According to the Eurozone growth outlook presented by Danske Bank analysts, recession discussions are premature and expect the expansion to continue over the next two years, but at a slower pace in light of the maturing state of the business cycle and fading global trade growth.
“We expect GDP growth to reach 1.6% in 2019 (1.7% previously), before easing to potential growth at 1.5% by 2020. Although we expect net exports to exert a drag on growth due to a rougher global trade environment as well as the strong euro in effective terms (having appreciated by around 5% this year), we project domestic demand to make up for the weakness. Especially private consumption growth will accelerate, in our view, driven by rising real wage growth as higher negotiated wages and abating energy price inflation boost households’ wallets. Wage growth is expected to reach 2.4% in 2020, driven by increasing labour shortages and further improvements in the labour market with the unemployment rate falling to 7.5% by 2020.”

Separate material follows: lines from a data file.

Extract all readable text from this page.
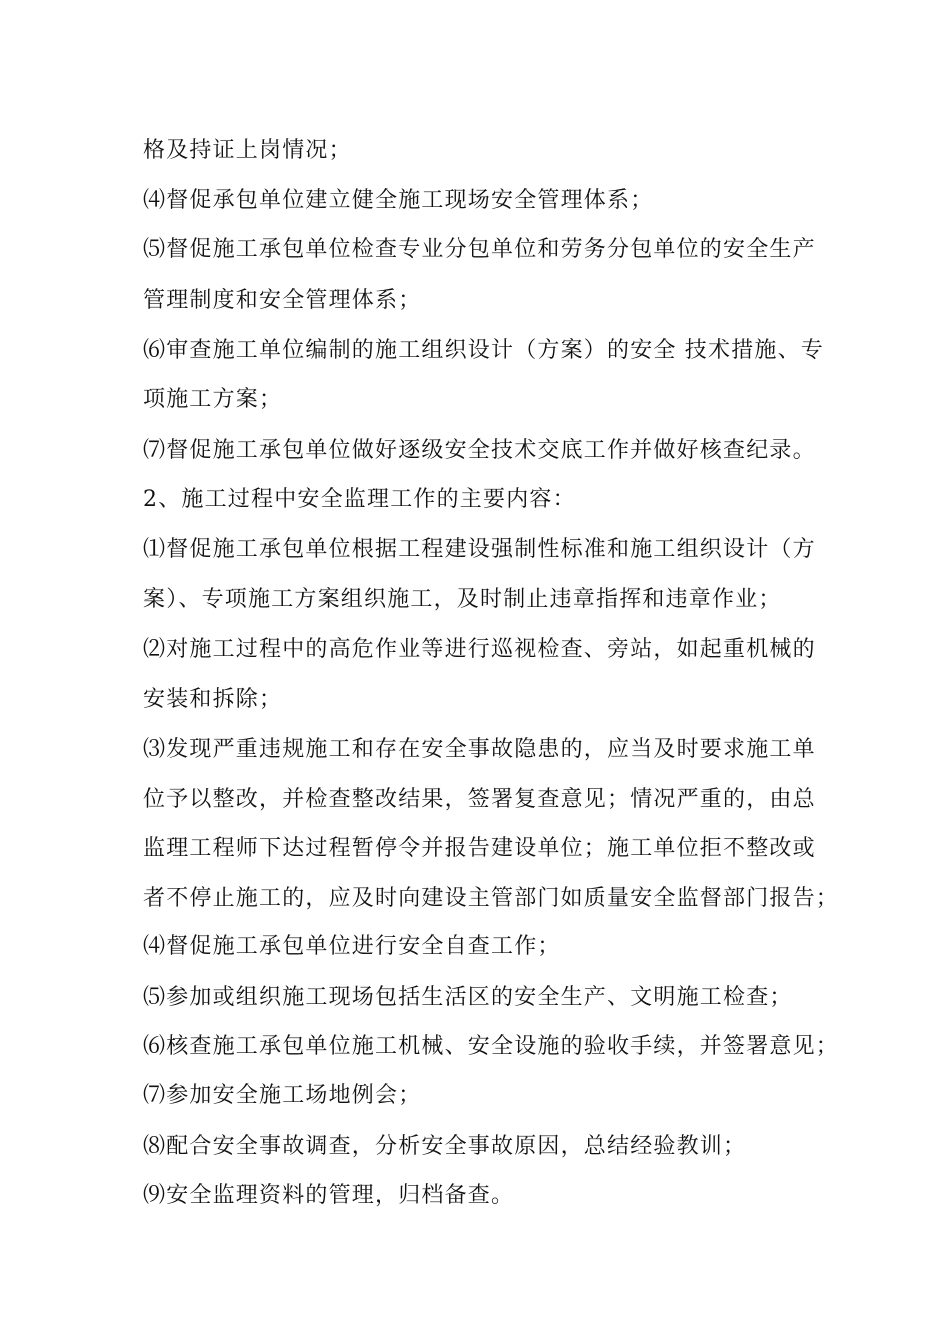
格及持证上岗情况；
⑷督促承包单位建立健全施工现场安全管理体系；
⑸督促施工承包单位检查专业分包单位和劳务分包单位的安全生产
管理制度和安全管理体系；
⑹审查施工单位编制的施工组织设计（方案）的安全 技术措施、专
项施工方案；
⑺督促施工承包单位做好逐级安全技术交底工作并做好核查纪录。
2、施工过程中安全监理工作的主要内容：
⑴督促施工承包单位根据工程建设强制性标准和施工组织设计（方
案）、专项施工方案组织施工，及时制止违章指挥和违章作业；
⑵对施工过程中的高危作业等进行巡视检查、旁站，如起重机械的
安装和拆除；
⑶发现严重违规施工和存在安全事故隐患的，应当及时要求施工单
位予以整改，并检查整改结果，签署复查意见；情况严重的，由总
监理工程师下达过程暂停令并报告建设单位；施工单位拒不整改或
者不停止施工的，应及时向建设主管部门如质量安全监督部门报告；
⑷督促施工承包单位进行安全自查工作；
⑸参加或组织施工现场包括生活区的安全生产、文明施工检查；
⑹核查施工承包单位施工机械、安全设施的验收手续，并签署意见；
⑺参加安全施工场地例会；
⑻配合安全事故调查，分析安全事故原因，总结经验教训；
⑼安全监理资料的管理，归档备查。
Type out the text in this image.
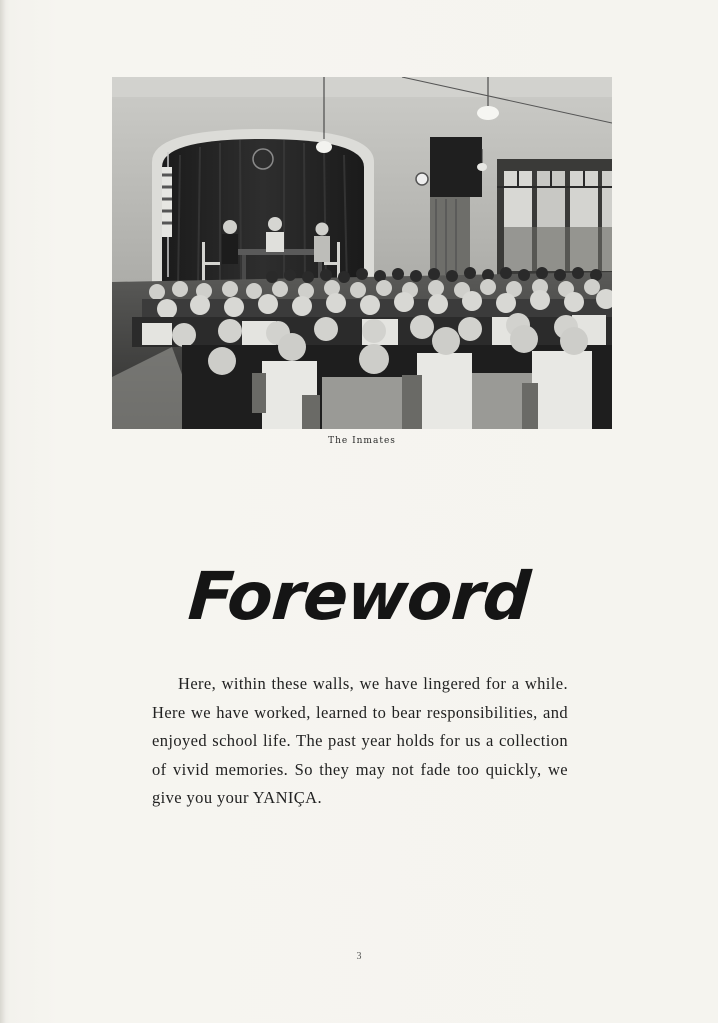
The Inmates
Foreword

Here, within these walls, we have lingered for a while. Here we have worked, learned to bear responsibilities, and enjoyed school life. The past year holds for us a collection of vivid memories. So they may not fade too quickly, we give you your YANIÇA.

3
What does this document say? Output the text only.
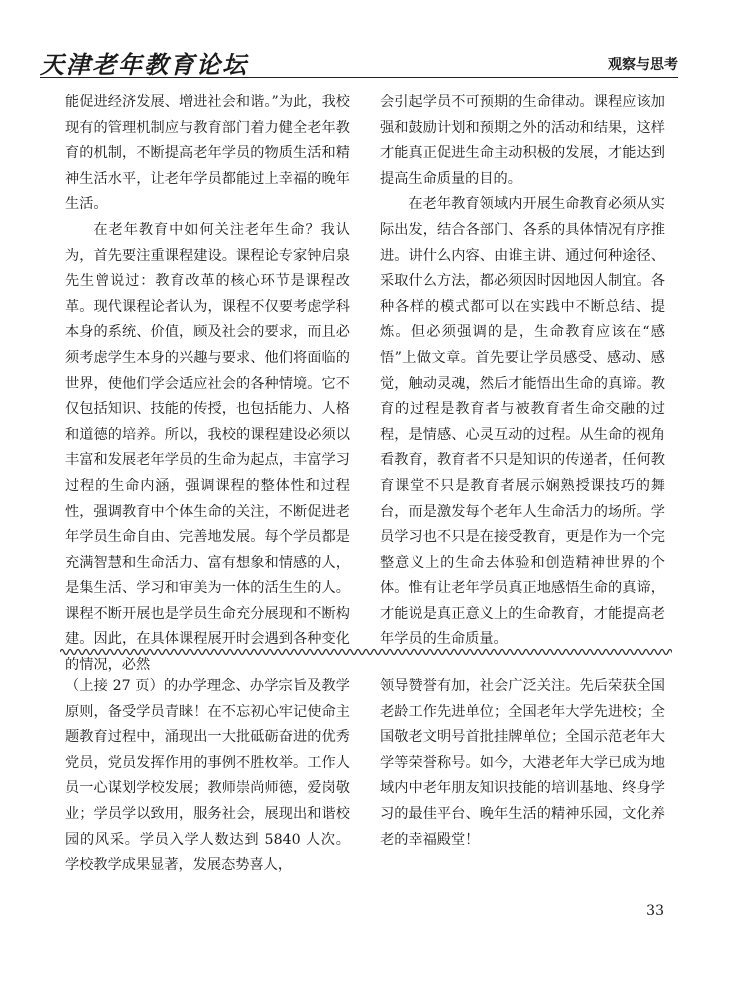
天津老年教育论坛	观察与思考

能促进经济发展、增进社会和谐。”为此，我校现有的管理机制应与教育部门着力健全老年教育的机制，不断提高老年学员的物质生活和精神生活水平，让老年学员都能过上幸福的晚年生活。

在老年教育中如何关注老年生命？我认为，首先要注重课程建设。课程论专家钟启泉先生曾说过：教育改革的核心环节是课程改革。现代课程论者认为，课程不仅要考虑学科本身的系统、价值，顾及社会的要求，而且必须考虑学生本身的兴趣与要求、他们将面临的世界，使他们学会适应社会的各种情境。它不仅包括知识、技能的传授，也包括能力、人格和道德的培养。所以，我校的课程建设必须以丰富和发展老年学员的生命为起点，丰富学习过程的生命内涵，强调课程的整体性和过程性，强调教育中个体生命的关注，不断促进老年学员生命自由、完善地发展。每个学员都是充满智慧和生命活力、富有想象和情感的人，是集生活、学习和审美为一体的活生生的人。课程不断开展也是学员生命充分展现和不断构建。因此，在具体课程展开时会遇到各种变化的情况，必然

会引起学员不可预期的生命律动。课程应该加强和鼓励计划和预期之外的活动和结果，这样才能真正促进生命主动积极的发展，才能达到提高生命质量的目的。

在老年教育领域内开展生命教育必须从实际出发，结合各部门、各系的具体情况有序推进。讲什么内容、由谁主讲、通过何种途径、采取什么方法，都必须因时因地因人制宜。各种各样的模式都可以在实践中不断总结、提炼。但必须强调的是，生命教育应该在“感悟”上做文章。首先要让学员感受、感动、感觉，触动灵魂，然后才能悟出生命的真谛。教育的过程是教育者与被教育者生命交融的过程，是情感、心灵互动的过程。从生命的视角看教育，教育者不只是知识的传递者，任何教育课堂不只是教育者展示娴熟授课技巧的舞台，而是激发每个老年人生命活力的场所。学员学习也不只是在接受教育，更是作为一个完整意义上的生命去体验和创造精神世界的个体。惟有让老年学员真正地感悟生命的真谛，才能说是真正意义上的生命教育，才能提高老年学员的生命质量。

（上接 27 页）的办学理念、办学宗旨及教学原则，备受学员青睐！在不忘初心牢记使命主题教育过程中，涌现出一大批砥砺奋进的优秀党员，党员发挥作用的事例不胜枚举。工作人员一心谋划学校发展；教师崇尚师德，爱岗敬业；学员学以致用，服务社会，展现出和谐校园的风采。学员入学人数达到 5840 人次。学校教学成果显著，发展态势喜人，

领导赞誉有加，社会广泛关注。先后荣获全国老龄工作先进单位；全国老年大学先进校；全国敬老文明号首批挂牌单位；全国示范老年大学等荣誉称号。如今，大港老年大学已成为地域内中老年朋友知识技能的培训基地、终身学习的最佳平台、晚年生活的精神乐园，文化养老的幸福殿堂！

33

“The euro area economy is currently faced with multiple headwinds both internally and externally. The biggest risk, in our view, stems from renewed trade tensions both between the US and EU as well as China, which could further weigh on sentiment and, according to the IMF, dent euro area growth by up to 0.4pp by 2020. However, risks also loom from a disorderly Brexit, renewed EM turmoil and domestic political risks spilling over to tighter financial conditions, notably in Italy. Progress on reforms to strengthen the EMU has been disappointing so far and the schedule risks being further delayed by political uncertainty flaring up again in Germany and European parliament elections looming in May 2019, where Eurosceptic parties are expected to gain even more prominence.”
“The euro area inflation outlook has brightened due to accelerating wage growth and we expect core inflation to continue its gradual upward trend in the coming years.”
“The ECB is slowly exiting crisis mode and we project the first 20bp deposit rate hike by December 2019. In 2020, we expect the ECB to continue its policy normalisation, albeit at a relatively sedate pace.”